How does a shared library work?
Eldridge, Michael
michael.eldridge at evolveddigital.com
Fri Oct 28 18:21:23 UTC 2005
> On Fri, Oct 28, 2005 at 10:13:53AM -0500, Eldridge, Michael wrote:
> >> On 10/26/05, janne <jan.moren at lucs.lu.se> wrote:
> [ .. ]
> >> Is the memory controller a part of the kernel?
> >
> >no. see here: http://en.wikipedia.org/wiki/Memory_management_unit
>
> Well, the MMU only makes up a part of the memory-related stuff that is
> performed in a running Linux system. E.g. think of VM and swapping.

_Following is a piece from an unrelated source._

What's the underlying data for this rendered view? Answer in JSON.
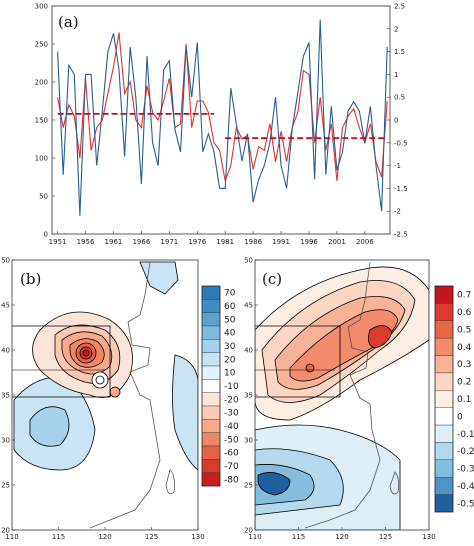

yes, you can do VM without a MMU, but the MMU of a CPU facilitates the
virtual address space mappings. the fact that the MMU will generate a
page exception, prompting a jump to another handler ties the CPU into
the whole #! pretty easily.
however, i was merely trying to clear up the ambiguation on the part of
"memory controller". when i hear "memory controller", i usually think of
bus speeds and clock timings to/from memory banks to north bridge or CPU
(on opteron/athlon64) -- more electrophysical characteristics than those
of logical instructions/exception, etc.
he used "memory controller" in reference to the MMU. you don't typically
have "controllers" in software. but paging and virtual address space
mappings are very much part of the operating system and not the hardware.